Carpet-weaving industries developed in Brussels, Belgium, and, in the 1700s, in Wilton, Axminster, and Kidderminster, England. The French inventor Joseph-Marie Jacquard devised the mechanism for figured weaving in 1800. It was first used in Wilton.

The first carpet factory in the United States was founded in 1791 in Philadelphia, Pa., by W.P. Sprague, and the second, in Worcester, Mass., in 1804. Erastus Brigham Bigelow revolutionized the industry when, in 1841 in Lowell, Mass., he introduced the first power loom. Bigelow used steam to power an ingrain (flat-weave) loom. Later he perfected a power loom to make a Brussels, or looped-pile, carpet. The Axminster power loom was developed in 1876 by Halcyon Skinner, based on an idea by Alexander Smith.

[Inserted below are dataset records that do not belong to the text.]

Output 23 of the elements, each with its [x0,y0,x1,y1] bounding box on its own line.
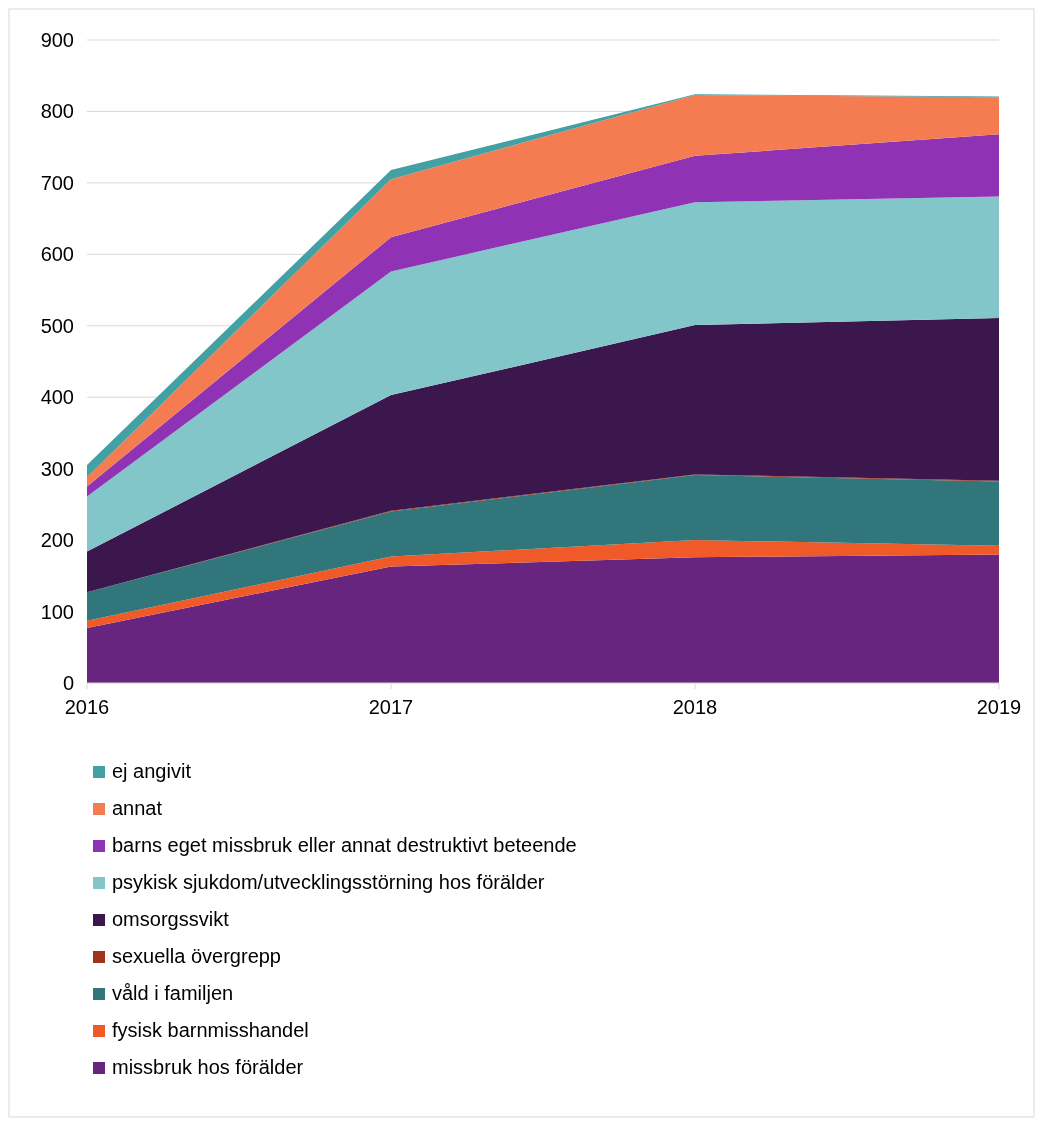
y-tick-label: 700 [40,171,74,194]
legend-label: sexuella övergrepp [112,945,281,967]
legend-label: våld i familjen [112,982,234,1004]
legend-label: annat [112,797,163,819]
legend-label: barns eget missbruk eller annat destruktivt beteende [112,834,577,856]
y-tick-label: 500 [40,314,74,337]
x-tick-label: 2016 [64,696,110,718]
y-tick-label: 600 [40,243,74,266]
y-tick-label: 400 [40,386,74,409]
y-tick-label: 800 [40,100,74,123]
y-tick-label: 0 [62,672,74,694]
y-tick-label: 100 [40,600,74,623]
x-tick-label: 2018 [672,696,718,718]
legend-label: psykisk sjukdom/utvecklingsstörning hos förälder [112,871,545,893]
y-tick-label: 300 [40,457,74,480]
y-tick-label: 900 [40,29,74,51]
legend-label: omsorgssvikt [112,908,230,930]
y-tick-label: 200 [40,529,74,552]
legend-label: ej angivit [112,760,192,782]
x-tick-label: 2017 [368,696,414,718]
legend-label: missbruk hos förälder [112,1056,304,1078]
legend-label: fysisk barnmisshandel [112,1019,309,1041]
x-tick-label: 2019 [976,696,1022,718]
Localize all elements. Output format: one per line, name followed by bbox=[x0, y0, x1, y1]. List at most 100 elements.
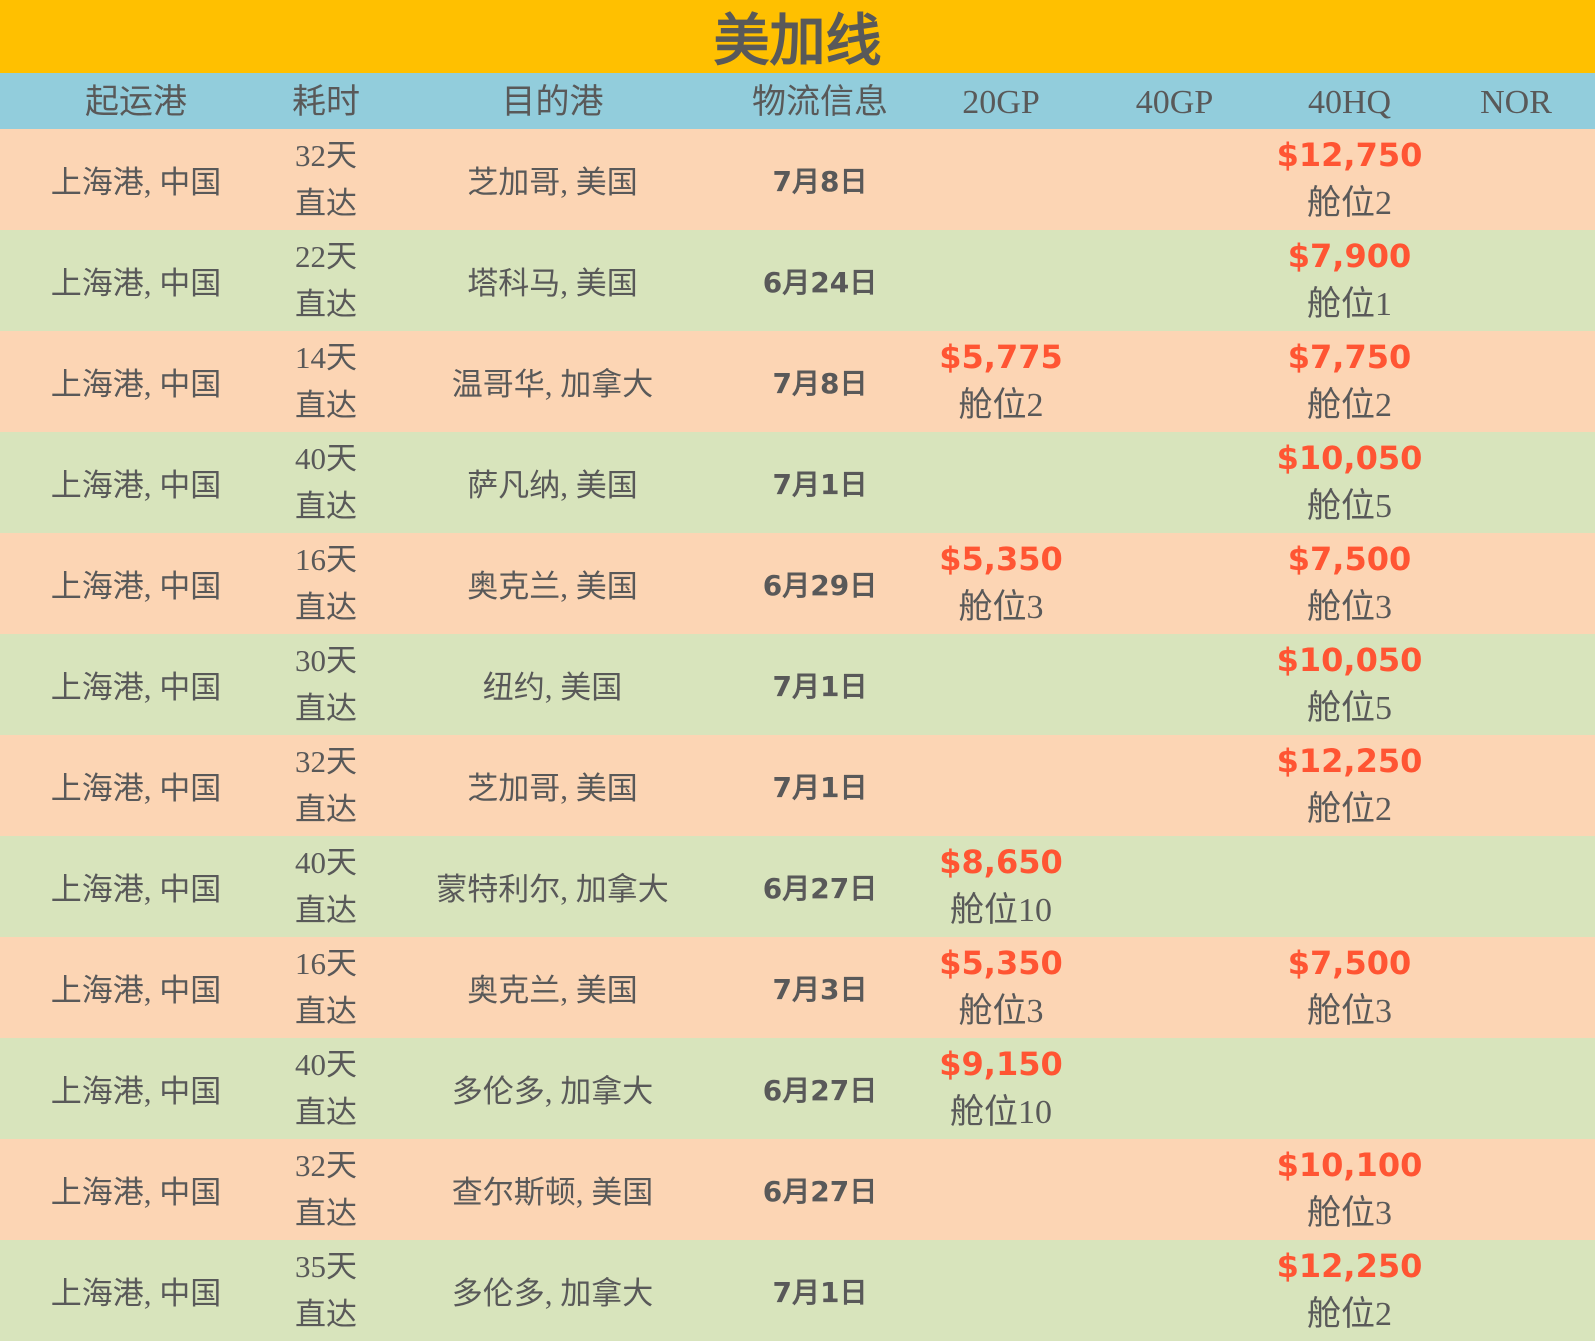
hq40-slot: 舱位3 bbox=[1307, 1194, 1392, 1232]
gp40-cell bbox=[1087, 230, 1262, 331]
hq40-cell: $12,250 舱位2 bbox=[1262, 1240, 1437, 1341]
table-row: 上海港, 中国 16天 直达 奥克兰, 美国 7月3日 $5,350 舱位3 $… bbox=[0, 937, 1595, 1038]
nor-cell bbox=[1437, 634, 1595, 735]
nor-cell bbox=[1437, 937, 1595, 1038]
date-cell: 7月1日 bbox=[772, 467, 868, 501]
hq40-price: $7,750 bbox=[1287, 337, 1412, 376]
table-row: 上海港, 中国 32天 直达 芝加哥, 美国 7月8日 $12,750 舱位2 bbox=[0, 129, 1595, 230]
origin-cell: 上海港, 中国 bbox=[50, 1276, 222, 1311]
duration-cell: 30天 直达 bbox=[272, 634, 380, 735]
destination-cell: 纽约, 美国 bbox=[482, 670, 623, 705]
header-40hq: 40HQ bbox=[1307, 84, 1392, 121]
hq40-price: $12,250 bbox=[1276, 741, 1423, 780]
gp20-cell: $5,350 舱位3 bbox=[915, 937, 1087, 1038]
hq40-cell: $10,050 舱位5 bbox=[1262, 634, 1437, 735]
origin-cell: 上海港, 中国 bbox=[50, 367, 222, 402]
origin-cell: 上海港, 中国 bbox=[50, 872, 222, 907]
nor-cell bbox=[1437, 735, 1595, 836]
hq40-slot: 舱位5 bbox=[1307, 689, 1392, 727]
nor-cell bbox=[1437, 1240, 1595, 1341]
gp20-price: $5,350 bbox=[939, 943, 1063, 982]
date-cell: 6月27日 bbox=[762, 1174, 878, 1208]
gp20-slot: 舱位3 bbox=[958, 588, 1044, 626]
hq40-cell: $7,500 舱位3 bbox=[1262, 533, 1437, 634]
nor-cell bbox=[1437, 836, 1595, 937]
hq40-slot: 舱位2 bbox=[1307, 386, 1392, 424]
gp20-cell: $9,150 舱位10 bbox=[915, 1038, 1087, 1139]
hq40-slot: 舱位2 bbox=[1307, 790, 1392, 828]
gp20-price: $8,650 bbox=[939, 842, 1063, 881]
gp20-slot: 舱位10 bbox=[950, 891, 1052, 929]
hq40-cell: $7,500 舱位3 bbox=[1262, 937, 1437, 1038]
hq40-price: $12,250 bbox=[1276, 1246, 1423, 1285]
hq40-cell: $7,900 舱位1 bbox=[1262, 230, 1437, 331]
header-nor: NOR bbox=[1480, 84, 1552, 121]
gp40-cell bbox=[1087, 331, 1262, 432]
table-row: 上海港, 中国 32天 直达 芝加哥, 美国 7月1日 $12,250 舱位2 bbox=[0, 735, 1595, 836]
date-cell: 7月8日 bbox=[772, 366, 868, 400]
origin-cell: 上海港, 中国 bbox=[50, 569, 222, 604]
duration-days: 40天 bbox=[295, 1046, 357, 1082]
duration-days: 30天 bbox=[295, 642, 357, 678]
destination-cell: 蒙特利尔, 加拿大 bbox=[436, 872, 669, 907]
route-type: 直达 bbox=[295, 589, 357, 625]
gp20-cell: $8,650 舱位10 bbox=[915, 836, 1087, 937]
gp20-cell bbox=[915, 129, 1087, 230]
hq40-price: $10,050 bbox=[1276, 640, 1423, 679]
date-cell: 7月1日 bbox=[772, 1275, 868, 1309]
hq40-slot: 舱位3 bbox=[1307, 992, 1392, 1030]
gp40-cell bbox=[1087, 735, 1262, 836]
nor-cell bbox=[1437, 1139, 1595, 1240]
route-type: 直达 bbox=[295, 690, 357, 726]
duration-days: 22天 bbox=[295, 238, 357, 274]
gp40-cell bbox=[1087, 1038, 1262, 1139]
destination-cell: 多伦多, 加拿大 bbox=[451, 1276, 654, 1311]
table-row: 上海港, 中国 16天 直达 奥克兰, 美国 6月29日 $5,350 舱位3 … bbox=[0, 533, 1595, 634]
route-type: 直达 bbox=[295, 185, 357, 221]
header-duration: 耗时 bbox=[292, 84, 360, 121]
duration-days: 40天 bbox=[295, 844, 357, 880]
table-row: 上海港, 中国 14天 直达 温哥华, 加拿大 7月8日 $5,775 舱位2 … bbox=[0, 331, 1595, 432]
gp20-cell: $5,775 舱位2 bbox=[915, 331, 1087, 432]
date-cell: 6月27日 bbox=[762, 1073, 878, 1107]
table-row: 上海港, 中国 22天 直达 塔科马, 美国 6月24日 $7,900 舱位1 bbox=[0, 230, 1595, 331]
duration-cell: 14天 直达 bbox=[272, 331, 380, 432]
destination-cell: 萨凡纳, 美国 bbox=[467, 468, 638, 503]
route-type: 直达 bbox=[295, 1094, 357, 1130]
gp20-cell: $5,350 舱位3 bbox=[915, 533, 1087, 634]
gp20-price: $9,150 bbox=[939, 1044, 1063, 1083]
duration-days: 35天 bbox=[295, 1248, 357, 1284]
hq40-slot: 舱位1 bbox=[1307, 285, 1392, 323]
destination-cell: 温哥华, 加拿大 bbox=[451, 367, 654, 402]
hq40-price: $12,750 bbox=[1276, 135, 1423, 174]
destination-cell: 奥克兰, 美国 bbox=[467, 569, 638, 604]
date-cell: 7月3日 bbox=[772, 972, 868, 1006]
origin-cell: 上海港, 中国 bbox=[50, 771, 222, 806]
duration-days: 16天 bbox=[295, 945, 357, 981]
hq40-cell: $7,750 舱位2 bbox=[1262, 331, 1437, 432]
hq40-cell: $12,750 舱位2 bbox=[1262, 129, 1437, 230]
route-type: 直达 bbox=[295, 993, 357, 1029]
origin-cell: 上海港, 中国 bbox=[50, 165, 222, 200]
hq40-slot: 舱位2 bbox=[1307, 184, 1392, 222]
header-logistics: 物流信息 bbox=[752, 84, 888, 121]
table-row: 上海港, 中国 40天 直达 多伦多, 加拿大 6月27日 $9,150 舱位1… bbox=[0, 1038, 1595, 1139]
gp20-cell bbox=[915, 1139, 1087, 1240]
duration-cell: 40天 直达 bbox=[272, 836, 380, 937]
header-destination: 目的港 bbox=[501, 84, 604, 121]
nor-cell bbox=[1437, 331, 1595, 432]
nor-cell bbox=[1437, 1038, 1595, 1139]
route-type: 直达 bbox=[295, 1195, 357, 1231]
destination-cell: 奥克兰, 美国 bbox=[467, 973, 638, 1008]
nor-cell bbox=[1437, 230, 1595, 331]
gp20-cell bbox=[915, 432, 1087, 533]
date-cell: 6月27日 bbox=[762, 871, 878, 905]
duration-cell: 16天 直达 bbox=[272, 937, 380, 1038]
gp20-price: $5,775 bbox=[939, 337, 1063, 376]
table-header: 起运港 耗时 目的港 物流信息 20GP 40GP 40HQ NOR bbox=[0, 73, 1595, 129]
hq40-slot: 舱位2 bbox=[1307, 1295, 1392, 1333]
route-type: 直达 bbox=[295, 892, 357, 928]
duration-days: 16天 bbox=[295, 541, 357, 577]
table-row: 上海港, 中国 35天 直达 多伦多, 加拿大 7月1日 $12,250 舱位2 bbox=[0, 1240, 1595, 1341]
duration-cell: 32天 直达 bbox=[272, 129, 380, 230]
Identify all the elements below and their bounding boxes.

The high-speed tufting method of carpet manufacture originated in the United States in the 1920s. It was improved for making broadloom carpet after World War II. The knitting method of carpet manufacture was developed commercially in 1951.

The carpet industry grew steadily in the decades following World War II. The United States became the leading producer. Belgium ranked second, followed by Great Britain and West Germany. The Middle East remained the chief producer and exporter of handmade Oriental rugs. Factors in the industry's expansion included the vogue of wall-to-wall and room-to-room carpeting, the improvements in machinery for producing tufted carpets, and the development of synthetic fibers.